Hardware-in-the-loop and field validation: Implementing the proposed controllers within a real WPT prototype to assess performance under realistic road, environmental, and operational conditions, enabling direct benchmarking against existing standards.
Explainable reinforcement learning (XRL): Enhancing the interpretability of RL policies in safety-critical WPT applications by employing methods such as policy visualization, surrogate decision-tree approximation, and sensitivity analysis. These approaches aim to provide insight into the controller’s decision-making process and strengthen transparency, trust, and auditability in practical deployments.
Despite the promising results, several challenges and limitations remain. The convergence of the RL policy is highly dependent on the quality and diversity of the training scenarios: poor reward shaping or limited exploration may lead to suboptimal steady-state behaviors. Moreover, while the digital twin enables rapid evaluation, it cannot yet capture all electromagnetic and thermal nonlinearities present in real hardware. Future work should therefore include adaptive learning rate tuning, convergence monitoring metrics, and hybrid physics-informed modeling to improve reliability. Finally, the achieved efficiency gains, although significant in simulation, must be validated experimentally to quantify their impact on overall energy transfer, charging time, and system cost in large-scale deployment.
By advancing these research directions, the proposed framework could evolve into a fully deployable, intelligent WPT control architecture capable of maintaining high efficiency, robustness, and safety across the complex and dynamic operating environments of future electric vehicles.
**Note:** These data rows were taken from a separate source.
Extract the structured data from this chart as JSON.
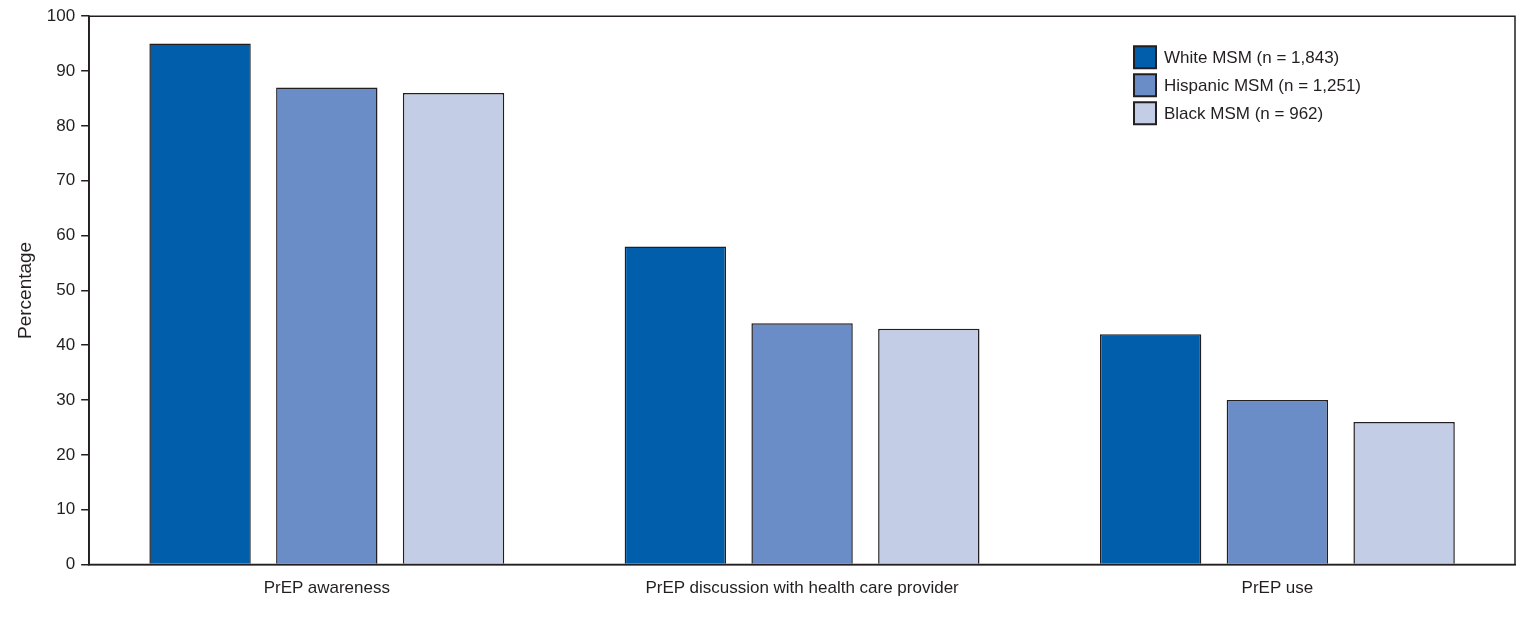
{
  "chart_data": {
    "type": "bar",
    "ylabel": "Percentage",
    "categories": [
      "PrEP awareness",
      "PrEP discussion with health care provider",
      "PrEP use"
    ],
    "series": [
      {
        "name": "White MSM (n = 1,843)",
        "color": "#005eaa",
        "values": [
          95,
          58,
          42
        ]
      },
      {
        "name": "Hispanic MSM (n = 1,251)",
        "color": "#6a8cc7",
        "values": [
          87,
          44,
          30
        ]
      },
      {
        "name": "Black MSM (n = 962)",
        "color": "#c3cde6",
        "values": [
          86,
          43,
          26
        ]
      }
    ],
    "ylim": [
      0,
      100
    ],
    "yticks": [
      0,
      10,
      20,
      30,
      40,
      50,
      60,
      70,
      80,
      90,
      100
    ],
    "grid": false,
    "legend": "top right"
  }
}
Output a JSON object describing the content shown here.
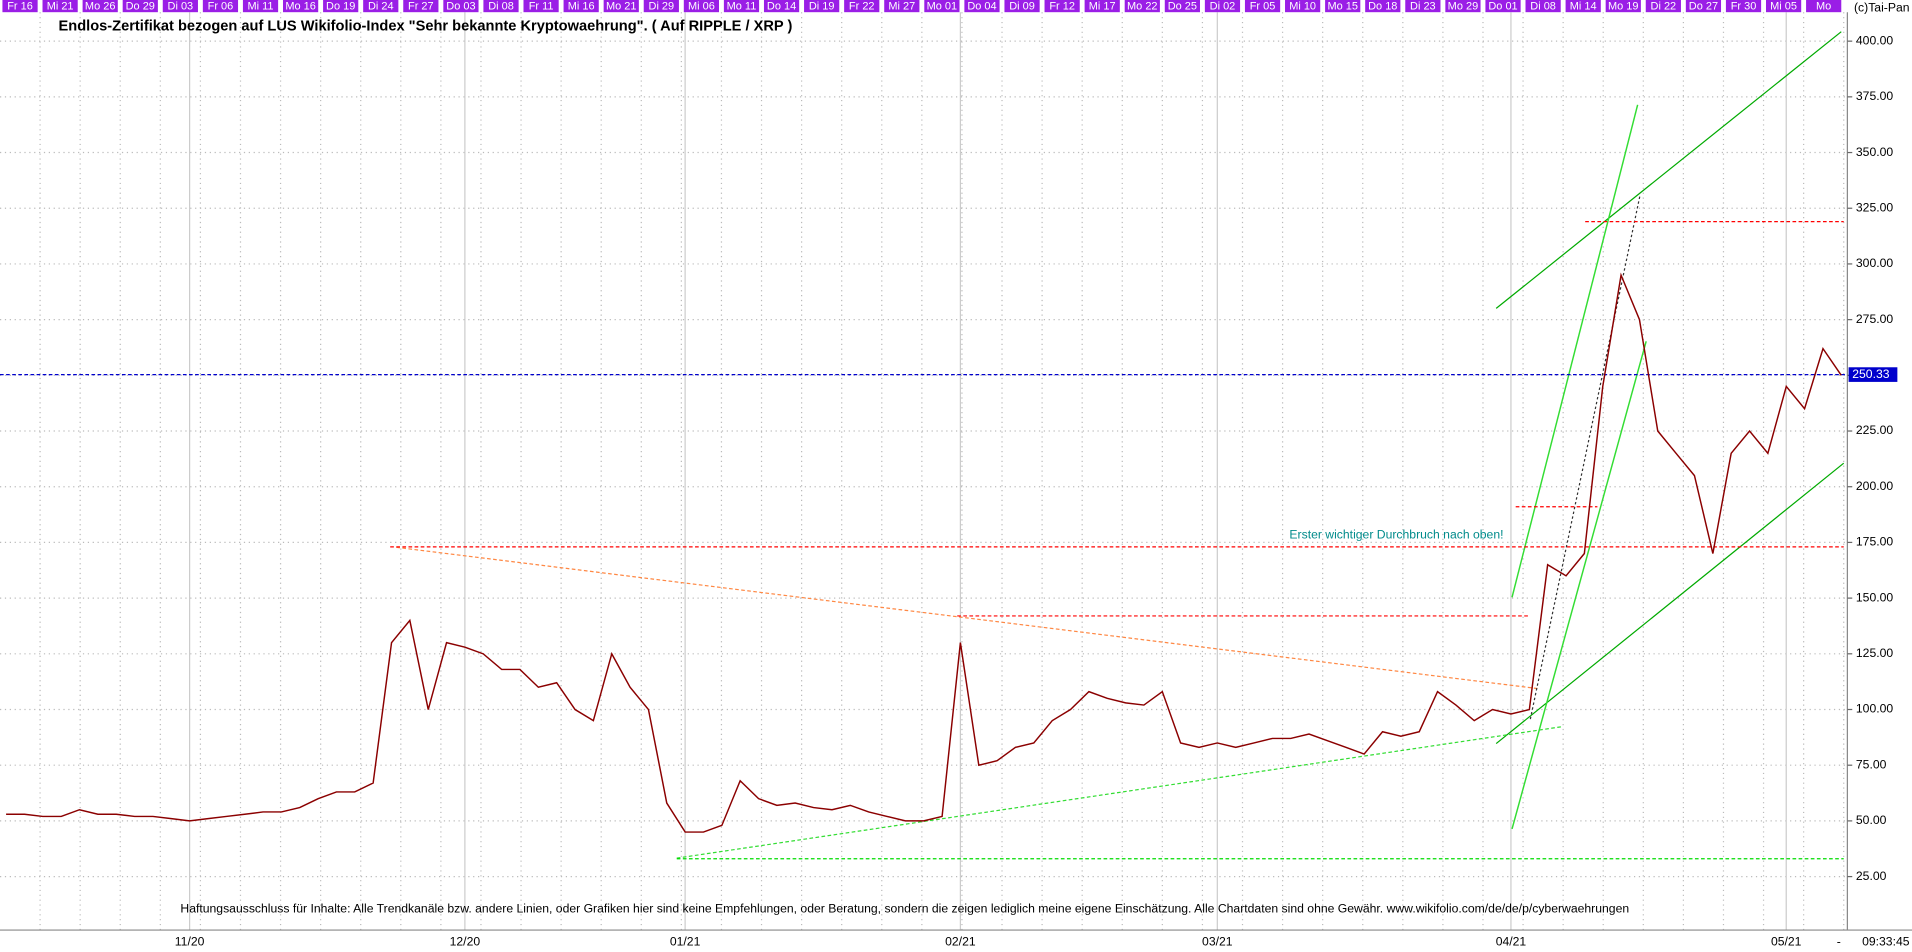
{
  "chart_data": {
    "type": "line",
    "title": "Endlos-Zertifikat bezogen auf LUS Wikifolio-Index \"Sehr bekannte Kryptowaehrung\". ( Auf RIPPLE / XRP )",
    "source": "(c)Tai-Pan",
    "annotation": "Erster wichtiger Durchbruch nach oben!",
    "disclaimer": "Haftungsausschluss für Inhalte: Alle Trendkanäle bzw. andere Linien, oder Grafiken hier sind keine Empfehlungen, oder Beratung, sondern die zeigen lediglich meine eigene Einschätzung. Alle Chartdaten sind ohne Gewähr.  www.wikifolio.com/de/de/p/cyberwaehrungen",
    "time": "09:33:45",
    "axis_end": "-",
    "day_labels": [
      "Fr 16",
      "Mi 21",
      "Mo 26",
      "Do 29",
      "Di 03",
      "Fr 06",
      "Mi 11",
      "Mo 16",
      "Do 19",
      "Di 24",
      "Fr 27",
      "Do 03",
      "Di 08",
      "Fr 11",
      "Mi 16",
      "Mo 21",
      "Di 29",
      "Mi 06",
      "Mo 11",
      "Do 14",
      "Di 19",
      "Fr 22",
      "Mi 27",
      "Mo 01",
      "Do 04",
      "Di 09",
      "Fr 12",
      "Mi 17",
      "Mo 22",
      "Do 25",
      "Di 02",
      "Fr 05",
      "Mi 10",
      "Mo 15",
      "Do 18",
      "Di 23",
      "Mo 29",
      "Do 01",
      "Di 08",
      "Mi 14",
      "Mo 19",
      "Di 22",
      "Do 27",
      "Fr 30",
      "Mi 05",
      "Mo"
    ],
    "categories": [
      null,
      null,
      null,
      null,
      null,
      null,
      null,
      null,
      null,
      null,
      "11/20",
      null,
      null,
      null,
      null,
      null,
      null,
      null,
      null,
      null,
      null,
      null,
      null,
      null,
      null,
      "12/20",
      null,
      null,
      null,
      null,
      null,
      null,
      null,
      null,
      null,
      null,
      null,
      "01/21",
      null,
      null,
      null,
      null,
      null,
      null,
      null,
      null,
      null,
      null,
      null,
      null,
      null,
      null,
      "02/21",
      null,
      null,
      null,
      null,
      null,
      null,
      null,
      null,
      null,
      null,
      null,
      null,
      null,
      "03/21",
      null,
      null,
      null,
      null,
      null,
      null,
      null,
      null,
      null,
      null,
      null,
      null,
      null,
      null,
      null,
      "04/21",
      null,
      null,
      null,
      null,
      null,
      null,
      null,
      null,
      null,
      null,
      null,
      null,
      null,
      null,
      "05/21",
      null,
      null,
      null
    ],
    "values": [
      53,
      53,
      52,
      52,
      55,
      53,
      53,
      52,
      52,
      51,
      50,
      51,
      52,
      53,
      54,
      54,
      56,
      60,
      63,
      63,
      67,
      130,
      140,
      100,
      130,
      128,
      125,
      118,
      118,
      110,
      112,
      100,
      95,
      125,
      110,
      100,
      58,
      45,
      45,
      48,
      68,
      60,
      57,
      58,
      56,
      55,
      57,
      54,
      52,
      50,
      50,
      52,
      130,
      75,
      77,
      83,
      85,
      95,
      100,
      108,
      105,
      103,
      102,
      108,
      85,
      83,
      85,
      83,
      85,
      87,
      87,
      89,
      86,
      83,
      80,
      90,
      88,
      90,
      108,
      102,
      95,
      100,
      98,
      100,
      165,
      160,
      170,
      245,
      295,
      275,
      225,
      215,
      205,
      170,
      215,
      225,
      215,
      245,
      235,
      262,
      250
    ],
    "color": "#8b0000",
    "current_price": 250.33,
    "levels": [
      {
        "value": 173,
        "color": "#ff0000"
      },
      {
        "value": 319,
        "color": "#ff0000"
      },
      {
        "value": 191,
        "color": "#ff0000"
      },
      {
        "value": 142,
        "color": "#ff0000"
      },
      {
        "value": 33,
        "color": "#00dd00"
      }
    ],
    "ylim": [
      1,
      413
    ],
    "yticks": [
      {
        "value": 25,
        "label": "25.00"
      },
      {
        "value": 50,
        "label": "50.00"
      },
      {
        "value": 75,
        "label": "75.00"
      },
      {
        "value": 100,
        "label": "100.00"
      },
      {
        "value": 125,
        "label": "125.00"
      },
      {
        "value": 150,
        "label": "150.00"
      },
      {
        "value": 175,
        "label": "175.00"
      },
      {
        "value": 200,
        "label": "200.00"
      },
      {
        "value": 225,
        "label": "225.00"
      },
      {
        "value": 250,
        "label": "250.00"
      },
      {
        "value": 275,
        "label": "275.00"
      },
      {
        "value": 300,
        "label": "300.00"
      },
      {
        "value": 325,
        "label": "325.00"
      },
      {
        "value": 350,
        "label": "350.00"
      },
      {
        "value": 375,
        "label": "375.00"
      },
      {
        "value": 400,
        "label": "400.00"
      }
    ],
    "grid": true
  }
}
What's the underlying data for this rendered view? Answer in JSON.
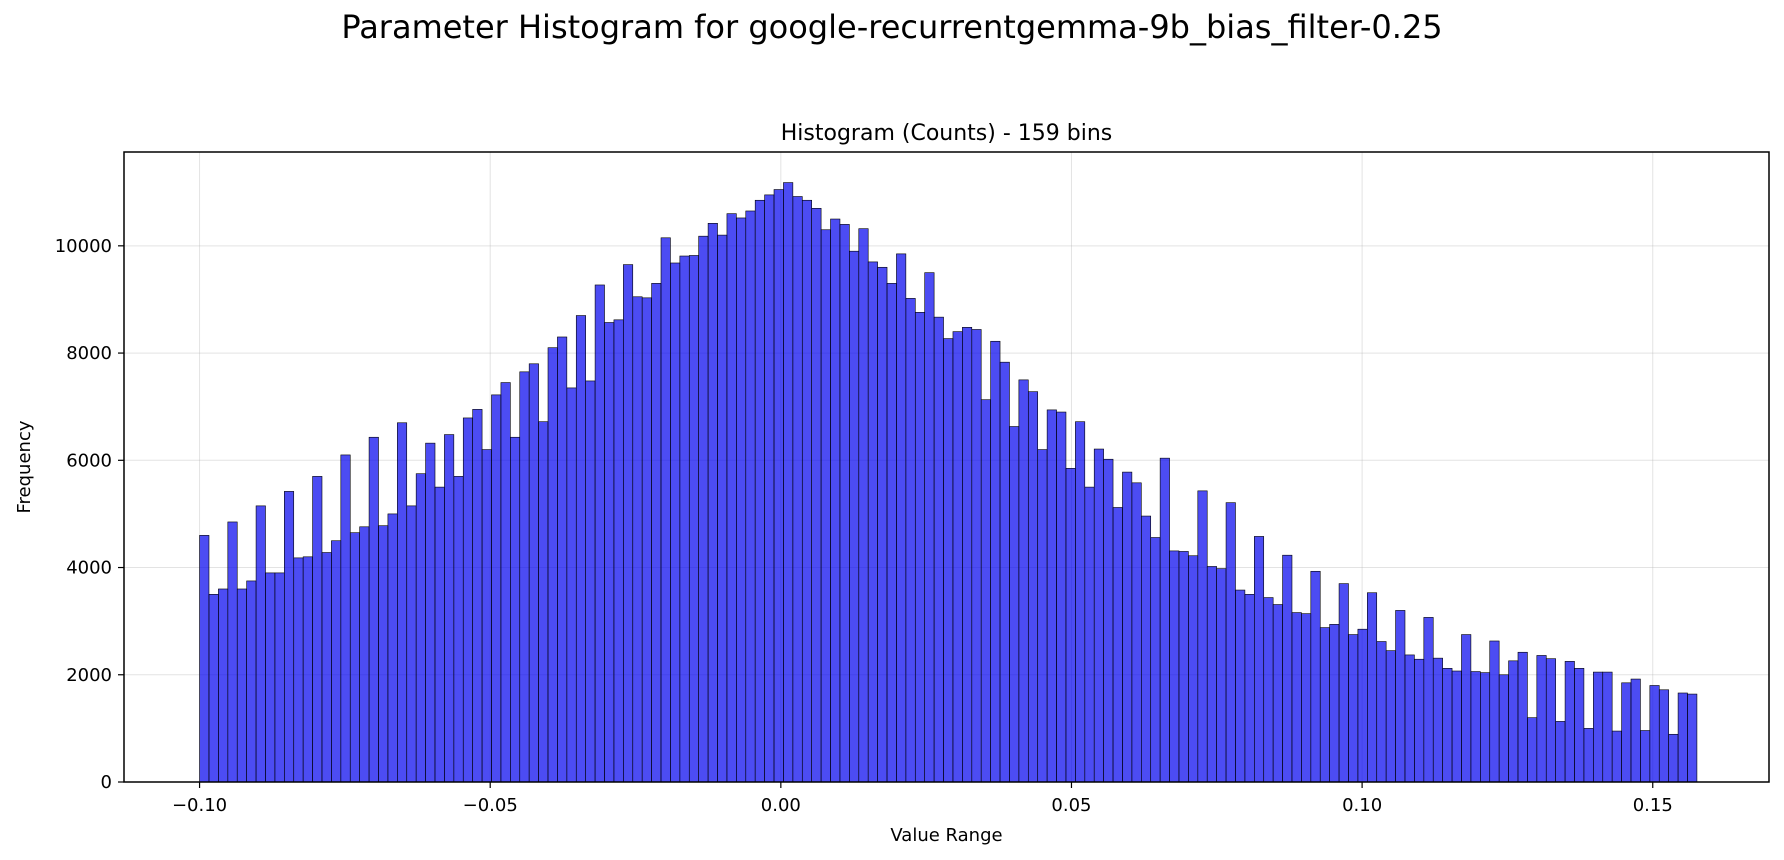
{
  "figure": {
    "suptitle": "Parameter Histogram for google-recurrentgemma-9b_bias_filter-0.25"
  },
  "chart_data": {
    "type": "bar",
    "subtype": "histogram",
    "title": "Histogram (Counts) - 159 bins",
    "xlabel": "Value Range",
    "ylabel": "Frequency",
    "xlim": [
      -0.113,
      0.17
    ],
    "ylim": [
      0,
      11750
    ],
    "x_ticks": [
      -0.1,
      -0.05,
      0.0,
      0.05,
      0.1,
      0.15
    ],
    "x_tick_labels": [
      "−0.10",
      "−0.05",
      "0.00",
      "0.05",
      "0.10",
      "0.15"
    ],
    "y_ticks": [
      0,
      2000,
      4000,
      6000,
      8000,
      10000
    ],
    "y_tick_labels": [
      "0",
      "2000",
      "4000",
      "6000",
      "8000",
      "10000"
    ],
    "grid": true,
    "bar_color": "#0000ee",
    "bar_edge_color": "#000000",
    "bin_start": -0.1,
    "bin_end": 0.1576,
    "bins": 159,
    "values": [
      4600,
      3500,
      3600,
      4850,
      3600,
      3750,
      5150,
      3900,
      3900,
      5420,
      4180,
      4200,
      5700,
      4280,
      4500,
      6100,
      4650,
      4760,
      6430,
      4780,
      5000,
      6700,
      5150,
      5750,
      6320,
      5500,
      6480,
      5700,
      6790,
      6950,
      6200,
      7220,
      7450,
      6430,
      7650,
      7800,
      6720,
      8100,
      8300,
      7350,
      8700,
      7480,
      9270,
      8570,
      8620,
      9650,
      9050,
      9030,
      9300,
      10150,
      9680,
      9810,
      9820,
      10180,
      10420,
      10200,
      10600,
      10520,
      10650,
      10850,
      10950,
      11050,
      11180,
      10920,
      10850,
      10700,
      10300,
      10500,
      10400,
      9900,
      10320,
      9700,
      9600,
      9300,
      9850,
      9020,
      8760,
      9500,
      8670,
      8270,
      8400,
      8480,
      8440,
      7130,
      8220,
      7830,
      6630,
      7500,
      7280,
      6200,
      6940,
      6900,
      5850,
      6720,
      5500,
      6210,
      6020,
      5120,
      5780,
      5580,
      4960,
      4560,
      6040,
      4310,
      4300,
      4220,
      5430,
      4020,
      3980,
      5210,
      3580,
      3500,
      4580,
      3440,
      3310,
      4230,
      3160,
      3140,
      3930,
      2880,
      2940,
      3700,
      2750,
      2850,
      3530,
      2620,
      2450,
      3200,
      2370,
      2290,
      3070,
      2310,
      2120,
      2070,
      2750,
      2060,
      2040,
      2630,
      2000,
      2260,
      2420,
      1200,
      2360,
      2300,
      1130,
      2250,
      2120,
      1000,
      2050,
      2050,
      950,
      1850,
      1920,
      960,
      1800,
      1720,
      890,
      1660,
      1640
    ]
  }
}
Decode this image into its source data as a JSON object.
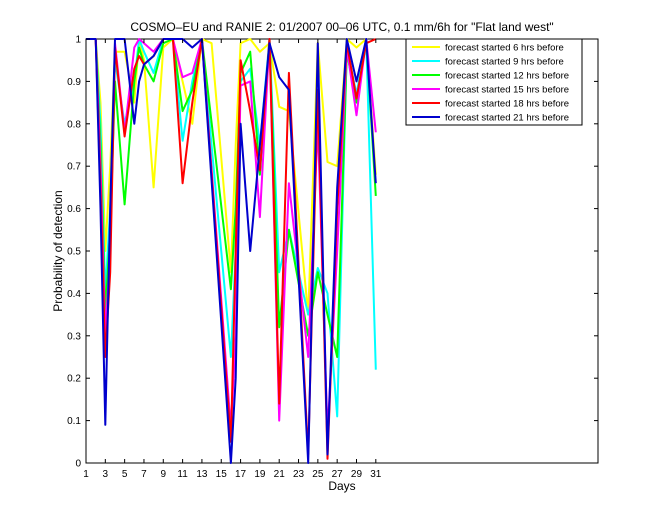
{
  "chart_data": {
    "type": "line",
    "title": "COSMO–EU and RANIE 2: 01/2007 00–06 UTC, 0.1 mm/6h for \"Flat land west\"",
    "xlabel": "Days",
    "ylabel": "Probability of detection",
    "xlim": [
      1,
      54
    ],
    "ylim": [
      0,
      1
    ],
    "xticks": [
      1,
      3,
      5,
      7,
      9,
      11,
      13,
      15,
      17,
      19,
      21,
      23,
      25,
      27,
      29,
      31
    ],
    "yticks": [
      0,
      0.1,
      0.2,
      0.3,
      0.4,
      0.5,
      0.6,
      0.7,
      0.8,
      0.9,
      1
    ],
    "ytick_labels": [
      "0",
      "0.1",
      "0.2",
      "0.3",
      "0.4",
      "0.5",
      "0.6",
      "0.7",
      "0.8",
      "0.9",
      "1"
    ],
    "grid": false,
    "legend_position": "top-right",
    "series": [
      {
        "name": "forecast started 6 hrs before",
        "color": "#ffff00",
        "x": [
          1,
          2,
          2.5,
          3,
          3.5,
          4,
          5,
          6,
          6.5,
          7,
          8,
          9,
          10,
          11,
          12,
          13,
          14,
          16,
          16.5,
          17,
          18,
          19,
          20,
          21,
          22,
          24,
          25,
          26,
          27,
          28,
          29,
          30,
          31
        ],
        "y": [
          1,
          1,
          0.85,
          0.5,
          0.7,
          0.97,
          0.97,
          0.85,
          1.0,
          0.95,
          0.65,
          0.98,
          1.0,
          0.9,
          0.8,
          1.0,
          0.99,
          0.45,
          0.75,
          0.99,
          1.0,
          0.97,
          0.99,
          0.84,
          0.83,
          0.35,
          0.99,
          0.71,
          0.7,
          1.0,
          0.98,
          1.0,
          0.68
        ]
      },
      {
        "name": "forecast started 9 hrs before",
        "color": "#00ffff",
        "x": [
          1,
          2,
          2.5,
          3,
          3.5,
          4,
          5,
          6,
          6.5,
          7,
          8,
          9,
          10,
          11,
          12,
          13,
          16,
          16.5,
          17,
          18,
          19,
          20,
          21,
          22,
          24,
          25,
          26,
          27,
          28,
          29,
          30,
          31
        ],
        "y": [
          1,
          1,
          0.8,
          0.4,
          0.6,
          0.95,
          0.8,
          0.9,
          1.0,
          0.97,
          0.92,
          1.0,
          1.0,
          0.76,
          0.9,
          1.0,
          0.25,
          0.5,
          0.9,
          0.93,
          0.75,
          1.0,
          0.45,
          0.55,
          0.35,
          0.46,
          0.4,
          0.11,
          0.98,
          0.87,
          1.0,
          0.22
        ]
      },
      {
        "name": "forecast started 12 hrs before",
        "color": "#00ff00",
        "x": [
          1,
          2,
          2.5,
          3,
          3.5,
          4,
          5,
          6,
          6.5,
          7,
          8,
          9,
          10,
          11,
          12,
          13,
          16,
          16.5,
          17,
          18,
          19,
          20,
          21,
          22,
          24,
          25,
          26,
          27,
          28,
          29,
          30,
          31
        ],
        "y": [
          1,
          1,
          0.75,
          0.35,
          0.55,
          0.9,
          0.61,
          0.9,
          0.98,
          0.94,
          0.9,
          0.99,
          1.0,
          0.83,
          0.88,
          1.0,
          0.41,
          0.6,
          0.92,
          0.97,
          0.68,
          1.0,
          0.32,
          0.55,
          0.3,
          0.45,
          0.35,
          0.25,
          0.97,
          0.85,
          1.0,
          0.63
        ]
      },
      {
        "name": "forecast started 15 hrs before",
        "color": "#ff00ff",
        "x": [
          1,
          2,
          2.5,
          3,
          3.5,
          4,
          5,
          6,
          6.5,
          7,
          8,
          9,
          10,
          11,
          12,
          13,
          16,
          16.5,
          17,
          18,
          19,
          20,
          21,
          22,
          24,
          25,
          26,
          27,
          28,
          29,
          30,
          31
        ],
        "y": [
          1,
          1,
          0.7,
          0.3,
          0.5,
          0.99,
          0.78,
          0.98,
          1.0,
          0.99,
          0.97,
          1.0,
          1.0,
          0.91,
          0.92,
          1.0,
          0.08,
          0.3,
          0.89,
          0.9,
          0.58,
          1.0,
          0.1,
          0.66,
          0.25,
          0.8,
          0.07,
          0.5,
          0.98,
          0.82,
          1.0,
          0.78
        ]
      },
      {
        "name": "forecast started 18 hrs before",
        "color": "#ff0000",
        "x": [
          1,
          2,
          2.5,
          3,
          3.5,
          4,
          5,
          6,
          6.5,
          7,
          8,
          9,
          10,
          11,
          12,
          13,
          16,
          16.5,
          17,
          18,
          19,
          20,
          21,
          22,
          24,
          25,
          26,
          27,
          28,
          29,
          30,
          31
        ],
        "y": [
          1,
          1,
          0.65,
          0.25,
          0.45,
          0.98,
          0.77,
          0.93,
          0.96,
          0.94,
          0.96,
          1.0,
          1.0,
          0.66,
          0.85,
          1.0,
          0.05,
          0.5,
          0.95,
          0.83,
          0.69,
          1.0,
          0.14,
          0.92,
          0.02,
          0.88,
          0.01,
          0.6,
          0.99,
          0.86,
          0.99,
          1.0
        ]
      },
      {
        "name": "forecast started 21 hrs before",
        "color": "#0000cd",
        "x": [
          1,
          2,
          2.5,
          3,
          3.5,
          4,
          5,
          6,
          6.5,
          7,
          8,
          9,
          10,
          11,
          12,
          13,
          16,
          16.5,
          17,
          18,
          19,
          20,
          21,
          22,
          24,
          25,
          26,
          27,
          28,
          29,
          30,
          31
        ],
        "y": [
          1,
          1,
          0.6,
          0.09,
          0.6,
          1.0,
          1.0,
          0.8,
          0.9,
          0.94,
          0.96,
          1.0,
          1.0,
          1.0,
          0.98,
          1.0,
          0.0,
          0.2,
          0.8,
          0.5,
          0.75,
          0.99,
          0.91,
          0.88,
          0.0,
          0.99,
          0.02,
          0.65,
          1.0,
          0.9,
          1.0,
          0.66
        ]
      }
    ]
  }
}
Beyond simulation analysis, the proposed hybrid GA–RL optimization framework has been conceived for direct integration into the real Wireless Power Transfer (WPT) systems of electric vehicles. The trained neural surrogate can be embedded in on-board EV controllers or charging-station processors to enable rapid evaluation of optimal configurations, while the reinforcement learning agent provides adaptive control under varying environmental and operational conditions. The overall structure is compatible with standard EV charging communication protocols, such as SAE J2954 and ISO 15118, making it suitable for future deployment in intelligent, AI-enhanced WPT infrastructures.
-Experimental and Future Validation:
Although the present work relies primarily on MATLAB/Simulink simulations, the proposed GA–RL framework has been designed with real-time implementation in mind. As part of future work, the trained reinforcement-learning controller will be integrated within a Hardware-in-the-Loop (HIL) setup using either a dSPACE system (dSPACE GmbH, Paderborn, Germany) or an OPAL-RT real-time simulator (OPAL-RT Technologies Inc., Montreal, QC, Canada) interfaced with an embedded controller. The experimental validation will be carried out in collaboration with the CISE—Electromechatronic Systems Research Centre, University of Beira Interior, Covilhã, Portugal.
This platform will enable testing under realistic electromagnetic interference (EMI), temperature drift, and sensor noise conditions. Such validation will allow for the direct measurement of system performance, latency, and control stability, thereby bridging the gap between digital twin simulation and full experimental deployment of the hybrid optimization strategy.